ELISA Kit Protocol

Reagent Preparation

Bring all reagents to room temperature before use. If crystals have formed in buffer solution, warm to room temperature and mix gently until the crystals have completely dissolved.

Assay Procedure

Bring all reagents and samples to room temperature before use. It is recommended that all samples and standards be assayed in duplicate.

1. Prepare all reagents, working standards, and samples as directed in the previous sections.

2. Remove unused microplate strips from the plate frame, return them to the foil pouchcontaining the desiccant pack, and reseal.

3. Wash each well three times with Wash Buffer (300 μL/well) using a squirt bottle, multi-channel pipette, manifold dispenser or autowasher. Complete removal of liquid at each step is essential to good performance. Remove any remaining Wash Buffer by aspirating or decanting. Invert the plate and blot it against clean paper towels.

4. Add 100 μL of each serially diluted protein standard or test sample per well including a zero standard. Ensure reagent addition is uninterrupted and completed within 15 minutes. Cover/seal the plate and incubate for 2 hours at room temperature.

5. Repeat the aspiration/wash as in Step 3.

6. Add 100 μL of Detection Antibody in working concentration to each well. Cover/seal the plate and incubate for 1 hour at room temperature.

7. Repeat the aspiration/wash as in Step 3.

8. Add 200 μL of Substrate Solution to each well. Incubate for 20 minutes at room temperature. Protect from light.

9. Add 50 μL of Stop Solution to each well. If color change does not appear uniform, gently tap the plate to ensure thorough mixing.

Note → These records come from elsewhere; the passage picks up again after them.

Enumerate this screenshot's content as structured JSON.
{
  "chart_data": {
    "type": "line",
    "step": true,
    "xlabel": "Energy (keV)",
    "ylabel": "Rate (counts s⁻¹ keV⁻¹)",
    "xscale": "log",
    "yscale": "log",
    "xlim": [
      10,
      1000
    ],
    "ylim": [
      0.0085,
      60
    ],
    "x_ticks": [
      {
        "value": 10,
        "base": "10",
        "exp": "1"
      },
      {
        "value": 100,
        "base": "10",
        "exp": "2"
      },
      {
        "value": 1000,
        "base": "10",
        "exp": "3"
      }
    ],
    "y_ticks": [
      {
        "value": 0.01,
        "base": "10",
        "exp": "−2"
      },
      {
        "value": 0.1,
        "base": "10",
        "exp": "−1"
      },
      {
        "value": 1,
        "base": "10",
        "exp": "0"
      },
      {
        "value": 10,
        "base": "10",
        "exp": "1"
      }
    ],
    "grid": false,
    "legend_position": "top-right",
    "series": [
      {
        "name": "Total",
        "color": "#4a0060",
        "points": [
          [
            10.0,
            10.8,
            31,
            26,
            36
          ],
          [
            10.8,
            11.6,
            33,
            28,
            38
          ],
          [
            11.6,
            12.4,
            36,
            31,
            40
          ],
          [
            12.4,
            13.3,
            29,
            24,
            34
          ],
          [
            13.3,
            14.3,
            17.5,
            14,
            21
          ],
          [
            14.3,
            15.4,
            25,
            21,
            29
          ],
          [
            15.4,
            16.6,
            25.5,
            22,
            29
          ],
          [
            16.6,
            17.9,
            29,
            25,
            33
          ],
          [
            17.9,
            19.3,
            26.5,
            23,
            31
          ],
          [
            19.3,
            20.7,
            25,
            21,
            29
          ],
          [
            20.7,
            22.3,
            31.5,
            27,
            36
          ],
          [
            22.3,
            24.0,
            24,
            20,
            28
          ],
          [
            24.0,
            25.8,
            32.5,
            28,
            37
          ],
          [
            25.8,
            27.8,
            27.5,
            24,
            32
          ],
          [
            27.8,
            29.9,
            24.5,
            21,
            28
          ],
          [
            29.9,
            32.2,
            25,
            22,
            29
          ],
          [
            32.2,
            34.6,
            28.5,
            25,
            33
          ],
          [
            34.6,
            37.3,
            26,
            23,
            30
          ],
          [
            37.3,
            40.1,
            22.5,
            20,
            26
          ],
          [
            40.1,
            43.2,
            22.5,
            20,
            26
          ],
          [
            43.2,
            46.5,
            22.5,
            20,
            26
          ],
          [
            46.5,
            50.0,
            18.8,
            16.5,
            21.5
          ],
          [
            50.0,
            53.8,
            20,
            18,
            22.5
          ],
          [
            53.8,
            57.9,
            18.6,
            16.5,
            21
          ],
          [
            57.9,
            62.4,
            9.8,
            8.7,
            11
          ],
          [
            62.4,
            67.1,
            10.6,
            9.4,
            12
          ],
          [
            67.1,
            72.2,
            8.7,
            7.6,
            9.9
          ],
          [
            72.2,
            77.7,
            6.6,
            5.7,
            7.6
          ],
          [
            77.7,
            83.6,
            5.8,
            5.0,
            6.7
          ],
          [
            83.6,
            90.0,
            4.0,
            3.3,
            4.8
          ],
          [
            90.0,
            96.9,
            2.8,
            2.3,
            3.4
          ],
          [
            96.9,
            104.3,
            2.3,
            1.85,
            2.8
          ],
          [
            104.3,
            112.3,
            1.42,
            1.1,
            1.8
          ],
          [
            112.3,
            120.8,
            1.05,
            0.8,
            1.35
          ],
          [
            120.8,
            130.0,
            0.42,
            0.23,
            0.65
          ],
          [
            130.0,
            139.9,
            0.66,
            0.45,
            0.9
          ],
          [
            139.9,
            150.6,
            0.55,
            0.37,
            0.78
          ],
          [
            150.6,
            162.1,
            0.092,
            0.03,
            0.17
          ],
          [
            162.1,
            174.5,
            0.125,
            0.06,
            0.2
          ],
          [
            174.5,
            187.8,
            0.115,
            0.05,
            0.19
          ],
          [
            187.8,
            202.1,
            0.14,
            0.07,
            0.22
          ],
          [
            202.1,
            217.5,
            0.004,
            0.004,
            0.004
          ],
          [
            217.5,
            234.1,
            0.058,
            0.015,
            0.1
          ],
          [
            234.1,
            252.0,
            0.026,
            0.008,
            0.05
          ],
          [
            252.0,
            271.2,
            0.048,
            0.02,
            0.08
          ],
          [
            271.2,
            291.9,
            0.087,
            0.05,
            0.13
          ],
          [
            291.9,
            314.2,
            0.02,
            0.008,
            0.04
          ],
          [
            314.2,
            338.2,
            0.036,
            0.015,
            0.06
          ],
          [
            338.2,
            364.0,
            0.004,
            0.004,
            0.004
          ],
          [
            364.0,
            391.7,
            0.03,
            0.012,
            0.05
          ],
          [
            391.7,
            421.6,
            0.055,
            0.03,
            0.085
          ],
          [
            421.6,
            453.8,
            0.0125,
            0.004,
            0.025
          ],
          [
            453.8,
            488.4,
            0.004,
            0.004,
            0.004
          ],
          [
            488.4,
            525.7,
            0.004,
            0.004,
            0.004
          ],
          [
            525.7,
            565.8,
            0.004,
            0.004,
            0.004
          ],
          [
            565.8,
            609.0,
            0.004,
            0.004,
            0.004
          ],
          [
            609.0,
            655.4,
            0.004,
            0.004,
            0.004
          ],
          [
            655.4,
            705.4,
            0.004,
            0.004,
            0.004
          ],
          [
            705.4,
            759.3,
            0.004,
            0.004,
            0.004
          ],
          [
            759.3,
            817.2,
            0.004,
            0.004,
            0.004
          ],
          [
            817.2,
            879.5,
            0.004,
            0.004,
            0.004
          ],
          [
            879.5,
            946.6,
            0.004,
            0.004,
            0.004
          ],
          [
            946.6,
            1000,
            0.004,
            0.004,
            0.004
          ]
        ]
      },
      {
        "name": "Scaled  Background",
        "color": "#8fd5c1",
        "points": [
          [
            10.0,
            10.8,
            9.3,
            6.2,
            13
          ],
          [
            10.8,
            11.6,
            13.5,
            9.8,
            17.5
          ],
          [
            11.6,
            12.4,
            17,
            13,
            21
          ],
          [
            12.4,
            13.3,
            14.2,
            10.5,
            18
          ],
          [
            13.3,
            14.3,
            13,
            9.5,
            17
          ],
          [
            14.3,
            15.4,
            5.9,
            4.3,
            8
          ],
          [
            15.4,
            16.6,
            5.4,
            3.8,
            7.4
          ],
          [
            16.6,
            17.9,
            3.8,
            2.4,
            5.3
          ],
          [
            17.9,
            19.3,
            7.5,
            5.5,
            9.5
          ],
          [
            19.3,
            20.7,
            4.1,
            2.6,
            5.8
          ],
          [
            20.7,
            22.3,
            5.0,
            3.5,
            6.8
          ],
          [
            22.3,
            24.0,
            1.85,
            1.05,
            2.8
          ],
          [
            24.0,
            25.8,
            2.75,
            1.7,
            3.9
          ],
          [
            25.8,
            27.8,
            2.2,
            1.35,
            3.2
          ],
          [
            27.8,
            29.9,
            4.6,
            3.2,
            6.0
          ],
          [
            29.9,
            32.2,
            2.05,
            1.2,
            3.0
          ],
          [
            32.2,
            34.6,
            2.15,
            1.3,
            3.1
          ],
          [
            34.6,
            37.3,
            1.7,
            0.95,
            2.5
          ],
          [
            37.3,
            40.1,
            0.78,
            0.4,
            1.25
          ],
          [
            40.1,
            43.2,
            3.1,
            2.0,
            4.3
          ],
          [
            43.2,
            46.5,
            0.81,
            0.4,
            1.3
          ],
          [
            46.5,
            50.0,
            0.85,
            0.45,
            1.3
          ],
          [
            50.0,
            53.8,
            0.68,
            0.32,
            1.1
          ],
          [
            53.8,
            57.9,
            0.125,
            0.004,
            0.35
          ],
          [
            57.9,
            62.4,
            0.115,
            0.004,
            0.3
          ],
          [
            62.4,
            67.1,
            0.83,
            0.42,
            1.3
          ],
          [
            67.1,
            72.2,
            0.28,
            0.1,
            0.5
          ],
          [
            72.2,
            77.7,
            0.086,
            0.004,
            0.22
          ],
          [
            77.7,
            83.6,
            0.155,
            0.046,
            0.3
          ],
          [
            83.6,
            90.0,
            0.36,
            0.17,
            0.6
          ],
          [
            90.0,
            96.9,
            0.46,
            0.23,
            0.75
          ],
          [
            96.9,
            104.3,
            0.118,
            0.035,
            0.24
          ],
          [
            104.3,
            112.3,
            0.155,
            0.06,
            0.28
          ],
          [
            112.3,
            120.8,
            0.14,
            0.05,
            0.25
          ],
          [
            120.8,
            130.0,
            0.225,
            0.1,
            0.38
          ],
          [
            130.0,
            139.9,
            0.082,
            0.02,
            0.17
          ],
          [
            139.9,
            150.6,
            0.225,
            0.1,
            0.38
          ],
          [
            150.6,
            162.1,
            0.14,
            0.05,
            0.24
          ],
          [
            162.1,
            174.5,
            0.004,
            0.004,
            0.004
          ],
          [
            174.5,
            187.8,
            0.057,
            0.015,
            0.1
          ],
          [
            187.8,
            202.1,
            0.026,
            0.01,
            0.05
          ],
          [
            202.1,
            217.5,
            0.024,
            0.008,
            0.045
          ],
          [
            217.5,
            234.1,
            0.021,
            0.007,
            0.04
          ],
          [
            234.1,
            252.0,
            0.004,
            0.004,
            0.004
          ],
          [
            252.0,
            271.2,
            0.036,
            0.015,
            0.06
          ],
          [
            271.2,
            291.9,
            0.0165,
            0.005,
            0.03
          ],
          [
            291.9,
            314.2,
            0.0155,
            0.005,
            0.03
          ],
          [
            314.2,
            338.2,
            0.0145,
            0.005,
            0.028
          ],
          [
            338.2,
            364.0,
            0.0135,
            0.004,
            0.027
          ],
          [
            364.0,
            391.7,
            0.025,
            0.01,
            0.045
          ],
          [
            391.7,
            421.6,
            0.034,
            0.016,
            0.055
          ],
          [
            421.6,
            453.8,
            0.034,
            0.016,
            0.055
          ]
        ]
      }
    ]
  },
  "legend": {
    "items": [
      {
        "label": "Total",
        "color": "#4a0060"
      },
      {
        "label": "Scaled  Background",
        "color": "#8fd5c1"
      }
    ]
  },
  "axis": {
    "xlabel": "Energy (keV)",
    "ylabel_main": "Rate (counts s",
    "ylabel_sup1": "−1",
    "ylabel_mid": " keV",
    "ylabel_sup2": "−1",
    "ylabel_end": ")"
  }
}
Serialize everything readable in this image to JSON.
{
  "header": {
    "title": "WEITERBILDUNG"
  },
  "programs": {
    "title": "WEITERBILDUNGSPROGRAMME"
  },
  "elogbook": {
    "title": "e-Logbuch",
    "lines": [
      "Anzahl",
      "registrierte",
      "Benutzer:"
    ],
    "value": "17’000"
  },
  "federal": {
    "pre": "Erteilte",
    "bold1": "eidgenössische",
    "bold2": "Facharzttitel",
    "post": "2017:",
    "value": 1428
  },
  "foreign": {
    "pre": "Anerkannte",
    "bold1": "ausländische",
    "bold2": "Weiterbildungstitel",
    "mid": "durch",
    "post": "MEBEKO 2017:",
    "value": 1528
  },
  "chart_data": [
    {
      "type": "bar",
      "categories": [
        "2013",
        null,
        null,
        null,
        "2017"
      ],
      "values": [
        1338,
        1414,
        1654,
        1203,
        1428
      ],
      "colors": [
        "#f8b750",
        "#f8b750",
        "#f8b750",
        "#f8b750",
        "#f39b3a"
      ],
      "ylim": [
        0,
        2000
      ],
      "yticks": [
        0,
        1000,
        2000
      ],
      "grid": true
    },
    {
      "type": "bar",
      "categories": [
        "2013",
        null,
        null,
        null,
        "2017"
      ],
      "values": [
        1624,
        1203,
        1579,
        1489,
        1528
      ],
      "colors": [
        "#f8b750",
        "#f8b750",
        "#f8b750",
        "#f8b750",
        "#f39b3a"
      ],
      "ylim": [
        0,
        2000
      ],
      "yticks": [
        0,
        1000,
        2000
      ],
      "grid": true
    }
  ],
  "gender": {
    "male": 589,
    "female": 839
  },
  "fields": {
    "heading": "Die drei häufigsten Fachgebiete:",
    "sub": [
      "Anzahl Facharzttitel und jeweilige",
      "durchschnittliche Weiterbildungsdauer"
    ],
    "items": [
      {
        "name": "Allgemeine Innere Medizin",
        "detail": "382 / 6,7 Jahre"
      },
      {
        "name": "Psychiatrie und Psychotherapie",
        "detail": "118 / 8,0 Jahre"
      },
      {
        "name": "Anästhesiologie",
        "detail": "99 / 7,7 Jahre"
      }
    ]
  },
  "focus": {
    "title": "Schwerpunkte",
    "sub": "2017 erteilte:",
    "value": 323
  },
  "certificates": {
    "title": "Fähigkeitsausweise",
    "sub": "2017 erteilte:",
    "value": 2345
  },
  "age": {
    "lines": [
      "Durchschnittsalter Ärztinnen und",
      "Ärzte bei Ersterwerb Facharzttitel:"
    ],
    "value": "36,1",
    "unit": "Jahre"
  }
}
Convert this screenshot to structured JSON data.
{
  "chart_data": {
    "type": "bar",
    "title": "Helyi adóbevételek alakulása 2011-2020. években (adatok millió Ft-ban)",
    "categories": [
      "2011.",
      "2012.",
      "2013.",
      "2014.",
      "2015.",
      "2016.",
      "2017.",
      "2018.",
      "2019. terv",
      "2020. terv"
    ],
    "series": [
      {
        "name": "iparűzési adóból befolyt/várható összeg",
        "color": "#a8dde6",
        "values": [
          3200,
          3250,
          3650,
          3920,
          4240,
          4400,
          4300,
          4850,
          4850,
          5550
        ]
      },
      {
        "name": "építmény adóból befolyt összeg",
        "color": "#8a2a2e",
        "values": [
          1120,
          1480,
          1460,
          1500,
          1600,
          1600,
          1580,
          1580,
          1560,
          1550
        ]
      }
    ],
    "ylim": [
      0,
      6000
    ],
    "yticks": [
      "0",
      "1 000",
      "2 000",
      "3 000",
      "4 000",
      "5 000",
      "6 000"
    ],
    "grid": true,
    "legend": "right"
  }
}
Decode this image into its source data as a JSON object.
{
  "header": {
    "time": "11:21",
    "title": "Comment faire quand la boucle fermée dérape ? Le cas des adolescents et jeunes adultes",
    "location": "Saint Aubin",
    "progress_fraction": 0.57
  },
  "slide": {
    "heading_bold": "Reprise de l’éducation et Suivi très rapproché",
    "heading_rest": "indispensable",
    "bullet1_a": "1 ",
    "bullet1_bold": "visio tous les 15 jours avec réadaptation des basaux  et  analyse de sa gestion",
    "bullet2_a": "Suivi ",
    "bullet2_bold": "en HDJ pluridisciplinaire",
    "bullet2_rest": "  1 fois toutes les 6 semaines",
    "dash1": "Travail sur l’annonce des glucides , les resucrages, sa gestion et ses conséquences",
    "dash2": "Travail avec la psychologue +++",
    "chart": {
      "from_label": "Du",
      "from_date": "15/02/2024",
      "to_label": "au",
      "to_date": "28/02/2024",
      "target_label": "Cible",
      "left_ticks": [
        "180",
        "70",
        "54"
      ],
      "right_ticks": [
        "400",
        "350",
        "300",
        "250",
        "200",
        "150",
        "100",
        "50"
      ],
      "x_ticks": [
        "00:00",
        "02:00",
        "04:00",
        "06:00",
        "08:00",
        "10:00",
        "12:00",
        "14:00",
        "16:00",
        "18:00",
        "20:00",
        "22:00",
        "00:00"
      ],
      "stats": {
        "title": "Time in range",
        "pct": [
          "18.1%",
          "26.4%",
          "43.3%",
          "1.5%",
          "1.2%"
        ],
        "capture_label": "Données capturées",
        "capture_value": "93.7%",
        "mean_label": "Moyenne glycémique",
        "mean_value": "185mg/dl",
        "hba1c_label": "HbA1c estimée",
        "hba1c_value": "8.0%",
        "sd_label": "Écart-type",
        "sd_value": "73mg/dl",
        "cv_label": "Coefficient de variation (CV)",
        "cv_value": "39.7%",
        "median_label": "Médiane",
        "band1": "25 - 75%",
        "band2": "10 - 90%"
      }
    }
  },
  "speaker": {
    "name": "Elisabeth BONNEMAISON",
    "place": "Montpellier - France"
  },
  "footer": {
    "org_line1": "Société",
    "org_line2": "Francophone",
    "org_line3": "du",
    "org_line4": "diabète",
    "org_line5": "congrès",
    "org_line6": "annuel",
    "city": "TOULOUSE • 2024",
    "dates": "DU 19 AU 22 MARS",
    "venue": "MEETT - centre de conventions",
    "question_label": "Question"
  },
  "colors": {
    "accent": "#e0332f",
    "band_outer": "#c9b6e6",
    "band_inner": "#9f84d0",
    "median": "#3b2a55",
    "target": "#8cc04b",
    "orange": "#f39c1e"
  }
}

10. Determine the optical density of each well within 20 minutes, using a microplate reader set to 450 nm.

Calculation of Results

If samples generate values higher than the highest standard, dilute the samples and repeat the assay. Calculate the mean absorbance for each standard, control and sample and subtract average zero standard optical density (O.D.)

Construct a standard curve by plotting the mean absorbance for each standard on the y-axis against the concentration on the x-axis and draw a best fit curve through the points on the graph. Most graphing software can help make the curve and a four parameter logistic (4-PL) usually provide the best fit, though other equations (e.g. linear, log/log) can also be tried to see which provides the most accurate. Extrapolate the target protein concentrations for unknown samples from the standard curve plotted.